Human-in-the-Loop or Human-in-the-Way?

The promise of acceleration from AI developer tooling is highly alluring and yet there’s this annoying risk of such tooling generating logic that would result in … uh … negative outcomes. The go-to mitigation seems to be an insistence on maintaining human code review stage gates. Someone must be “accountable” (what does this even mean?) for the quality of the output they didn’t output. The so called human-(silver-bullet)-in-the-loop.

I give side eyes.

Reviewers, now overwhelmed with a flood of pull requests, face increasing pressure to merge faster whilst simultaneously inhaling, validating and being “accountable” for all the logic they didn’t write. Inevitably, effectiveness of review tanks and code quality, security and system resiliency suffer. The DORA reports from 2024 and 2025 say this is happening already, showing a reduction in system resiliency since the widespread adoption of AI although, promisingly, as of 2025 we are being more productive about reducing that resiliency.


losing control

There is also an implicit assumption that human review is superior to AI review (is it because we’re “accountable”?). I beg to differ. The AI powered reviews I’ve seen have been far more thorough (and useful) than the average human review. More importantly, AI review is more repeatable, more consistent. This should not be surprising, for decades we have relied on software to be better and more consistent than we are and why would this be an exception. It seems absurd that we would stage gate a merge with a checkpoint that is less reliable than that which it checks. Oh what’s that you say? This is different because LLMs are non-deterministic you say? True, but so are humans.
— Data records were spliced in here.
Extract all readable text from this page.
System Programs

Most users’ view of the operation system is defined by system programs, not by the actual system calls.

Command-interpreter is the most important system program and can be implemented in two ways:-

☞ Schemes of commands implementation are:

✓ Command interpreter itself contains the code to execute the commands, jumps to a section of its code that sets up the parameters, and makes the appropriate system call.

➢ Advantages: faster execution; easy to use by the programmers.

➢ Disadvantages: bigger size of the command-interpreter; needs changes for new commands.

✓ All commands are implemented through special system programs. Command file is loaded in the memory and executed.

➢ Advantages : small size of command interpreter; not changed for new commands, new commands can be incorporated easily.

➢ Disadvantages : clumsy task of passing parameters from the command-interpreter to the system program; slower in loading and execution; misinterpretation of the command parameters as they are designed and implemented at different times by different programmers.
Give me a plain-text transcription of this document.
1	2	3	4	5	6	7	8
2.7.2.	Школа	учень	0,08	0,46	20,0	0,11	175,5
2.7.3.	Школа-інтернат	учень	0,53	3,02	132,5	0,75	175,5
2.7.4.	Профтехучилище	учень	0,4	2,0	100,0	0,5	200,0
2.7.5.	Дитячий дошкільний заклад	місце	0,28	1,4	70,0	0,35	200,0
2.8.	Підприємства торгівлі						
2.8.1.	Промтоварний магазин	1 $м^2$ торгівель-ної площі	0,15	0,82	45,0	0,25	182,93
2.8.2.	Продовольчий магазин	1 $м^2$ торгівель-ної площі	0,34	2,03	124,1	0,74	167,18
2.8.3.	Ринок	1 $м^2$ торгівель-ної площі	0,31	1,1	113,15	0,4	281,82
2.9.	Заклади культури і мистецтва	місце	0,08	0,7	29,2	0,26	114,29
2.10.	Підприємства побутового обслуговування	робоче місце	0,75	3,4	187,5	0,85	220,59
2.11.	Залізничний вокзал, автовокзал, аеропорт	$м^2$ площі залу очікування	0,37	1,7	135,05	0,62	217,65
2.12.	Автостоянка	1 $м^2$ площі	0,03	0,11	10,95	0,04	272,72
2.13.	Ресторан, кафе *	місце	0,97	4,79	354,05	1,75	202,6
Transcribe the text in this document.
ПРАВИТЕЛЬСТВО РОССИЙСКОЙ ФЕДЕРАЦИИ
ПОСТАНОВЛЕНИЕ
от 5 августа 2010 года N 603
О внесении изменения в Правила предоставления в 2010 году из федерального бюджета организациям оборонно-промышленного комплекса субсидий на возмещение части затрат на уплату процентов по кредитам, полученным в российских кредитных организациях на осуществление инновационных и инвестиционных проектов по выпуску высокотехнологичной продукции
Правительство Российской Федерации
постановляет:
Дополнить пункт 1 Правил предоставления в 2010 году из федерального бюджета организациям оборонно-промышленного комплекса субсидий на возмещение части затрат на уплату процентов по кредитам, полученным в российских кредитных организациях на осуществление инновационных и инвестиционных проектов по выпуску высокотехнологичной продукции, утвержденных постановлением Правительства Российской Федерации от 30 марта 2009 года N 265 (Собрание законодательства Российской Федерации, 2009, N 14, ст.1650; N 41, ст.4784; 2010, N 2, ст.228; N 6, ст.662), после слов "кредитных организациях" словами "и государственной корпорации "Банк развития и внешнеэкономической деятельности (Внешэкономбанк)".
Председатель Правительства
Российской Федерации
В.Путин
The humans have become the human-in-the-way and yet we can’t just leave it to the AI to do the right thing infallibly. It is inevitable that, given enough time, an LLM will generate less than ideal logic and now we’re rolling the dice on those negative outcomes we previously mentioned.


in the way

So what to do?

If we invoke the flux capacitor and go back to the advent of devops, we might remember the NOC teams that had four eyes policies on release processes as the gods of ssh were summoned, environment variables were fettled, binaries patched, servers restarted and fingers crossed. Devops pipelines took all those eyes right out of that process and this was the unlock to doing many frequent small releases rather than infrequent giant destabilising ones. No one looks at variables on servers anymore. Even if we get it wrong we fix the pipeline and redeploy. Human review and control processes moved up a level to the pipelines, to the system that deploys the system. Those pipelines were subjected to the same rigorous build, test and review processes that we apply to software development which allowed us to maintain quality as throughput scaled.

Catch a lightning bolt back to present day and the predicament we find ourselves in seems quite similar. Human review can’t remain effective whilst scaling to keep up with the firehose of change generated by engineers accelerated by AI coding tools. It makes sense that if we can offload the authoring of logic to AI tools then the same can be applied to the review of that logic. Human focus moves up a level to the system that builds the system. We fettle, test and polish that system until we can deal with the firehose while unlocking the ability to maintain quality as throughput scales. Just like we did with devops. Perhaps this is better described as putting the human-over-the-loop rather than in it?

Finally, and most importantly, there’s a happy ending for your friend and mine “accountability”. That remains firmly in human hands.